2. Entitas yang terlibat

  • Minimal dua entitas (mis. Mahasiswa dan MataKuliah).

3. Atribut relasi (optional)

  • Kadang relasi juga punya atribut sendiri.
  • Contoh: relasi mengambil punya atribut Nilai, Tanggal_Pendaftaran.

4. Derajat relasi (degree)

  • Menunjukkan jumlah entitas yang terlibat dalam relasi:
  • Binary (2 entitas) → paling umum (mis. Mahasiswa–MataKuliah)
  • Unary (1 entitas / recursive) → relasi ke diri sendiri (mis. Karyawan–atasan)
  • Ternary (3 entitas) → melibatkan tiga entitas (mis. Dokter–Pasien–Obat)

Jenis-jenis Relasi Berdasarkan Sifat Partisipasi

  • Total participation (wajib)
    • Semua instance entitas ikut dalam relasi.
    • Contoh: setiap KTP pasti dimiliki oleh seorang Warga.

  • Partial participation (opsional)
    • Tidak semua instance ikut dalam relasi.
    • Contoh: tidak semua Dosen harus mengajar (ada yang sedang cuti).

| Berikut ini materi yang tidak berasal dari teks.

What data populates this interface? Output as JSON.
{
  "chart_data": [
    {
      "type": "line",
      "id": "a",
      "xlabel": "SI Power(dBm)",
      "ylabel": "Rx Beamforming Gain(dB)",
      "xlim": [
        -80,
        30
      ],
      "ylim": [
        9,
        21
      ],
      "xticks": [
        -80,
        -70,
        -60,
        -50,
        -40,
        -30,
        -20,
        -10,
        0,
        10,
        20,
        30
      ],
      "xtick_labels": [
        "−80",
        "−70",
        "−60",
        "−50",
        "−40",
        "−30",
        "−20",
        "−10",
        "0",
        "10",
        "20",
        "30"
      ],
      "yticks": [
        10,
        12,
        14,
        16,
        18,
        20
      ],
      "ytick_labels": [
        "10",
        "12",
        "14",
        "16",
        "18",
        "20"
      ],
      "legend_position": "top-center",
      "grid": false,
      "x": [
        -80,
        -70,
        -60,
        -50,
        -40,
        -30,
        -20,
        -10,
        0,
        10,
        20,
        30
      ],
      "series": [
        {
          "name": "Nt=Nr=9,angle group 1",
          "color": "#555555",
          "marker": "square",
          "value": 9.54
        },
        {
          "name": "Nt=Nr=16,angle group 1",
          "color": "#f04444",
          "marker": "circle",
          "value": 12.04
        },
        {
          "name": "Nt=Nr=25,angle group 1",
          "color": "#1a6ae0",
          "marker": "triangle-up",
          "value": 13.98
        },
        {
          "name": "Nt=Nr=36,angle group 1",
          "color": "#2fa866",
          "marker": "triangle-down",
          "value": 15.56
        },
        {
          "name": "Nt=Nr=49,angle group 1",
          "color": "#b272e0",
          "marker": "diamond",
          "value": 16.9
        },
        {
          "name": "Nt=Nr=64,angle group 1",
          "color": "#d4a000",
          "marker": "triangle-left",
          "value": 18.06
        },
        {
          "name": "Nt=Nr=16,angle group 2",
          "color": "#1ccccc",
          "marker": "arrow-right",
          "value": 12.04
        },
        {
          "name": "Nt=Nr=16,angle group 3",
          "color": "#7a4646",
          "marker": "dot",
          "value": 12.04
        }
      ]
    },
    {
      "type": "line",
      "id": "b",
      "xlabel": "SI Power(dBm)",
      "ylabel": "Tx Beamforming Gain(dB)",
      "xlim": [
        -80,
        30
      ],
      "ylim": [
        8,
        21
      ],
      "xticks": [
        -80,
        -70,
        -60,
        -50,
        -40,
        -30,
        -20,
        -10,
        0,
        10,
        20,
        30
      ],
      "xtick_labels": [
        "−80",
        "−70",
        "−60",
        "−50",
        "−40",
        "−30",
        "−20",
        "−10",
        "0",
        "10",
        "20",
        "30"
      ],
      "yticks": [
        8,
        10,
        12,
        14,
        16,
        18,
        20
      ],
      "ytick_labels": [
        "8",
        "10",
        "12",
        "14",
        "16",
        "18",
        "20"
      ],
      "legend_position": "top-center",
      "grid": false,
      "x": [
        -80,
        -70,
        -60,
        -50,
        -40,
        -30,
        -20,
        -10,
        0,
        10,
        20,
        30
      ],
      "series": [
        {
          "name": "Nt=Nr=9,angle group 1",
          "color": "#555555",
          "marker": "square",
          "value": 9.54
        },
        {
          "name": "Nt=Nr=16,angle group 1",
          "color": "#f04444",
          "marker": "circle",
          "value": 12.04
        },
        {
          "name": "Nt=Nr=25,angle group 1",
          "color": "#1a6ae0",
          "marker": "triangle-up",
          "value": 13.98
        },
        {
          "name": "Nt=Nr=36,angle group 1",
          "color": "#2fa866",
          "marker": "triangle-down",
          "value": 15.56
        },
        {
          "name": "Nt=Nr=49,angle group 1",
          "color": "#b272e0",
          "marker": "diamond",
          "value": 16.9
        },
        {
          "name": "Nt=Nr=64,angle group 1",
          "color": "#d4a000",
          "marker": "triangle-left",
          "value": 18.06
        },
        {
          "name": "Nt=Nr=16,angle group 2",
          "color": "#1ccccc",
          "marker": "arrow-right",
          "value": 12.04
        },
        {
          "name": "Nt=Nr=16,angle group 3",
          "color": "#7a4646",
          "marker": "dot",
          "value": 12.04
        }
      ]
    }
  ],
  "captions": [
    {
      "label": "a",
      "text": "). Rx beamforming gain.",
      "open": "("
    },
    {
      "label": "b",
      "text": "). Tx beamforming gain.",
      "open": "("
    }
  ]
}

Prinsip desain relasi yang baik

  • Gunakan kata kerja aktif sebagai nama relasi. Misal: “mengambil”, “mengajar”, “membeli”, bukan “data_pengambilan”.
  • Jika relasi memiliki atribut tambahan, ubah menjadi entitas asosiasi.
  • Pastikan kardinalitas dan partisipasi dijelaskan dengan jelas, karena itu mempengaruhi desain tabel.
  • Hindari relasi yang ambigu — pastikan arah dan maknanya jelas dari domain masalah.
  • Dokumentasikan relasi di kamus data (data dictionary).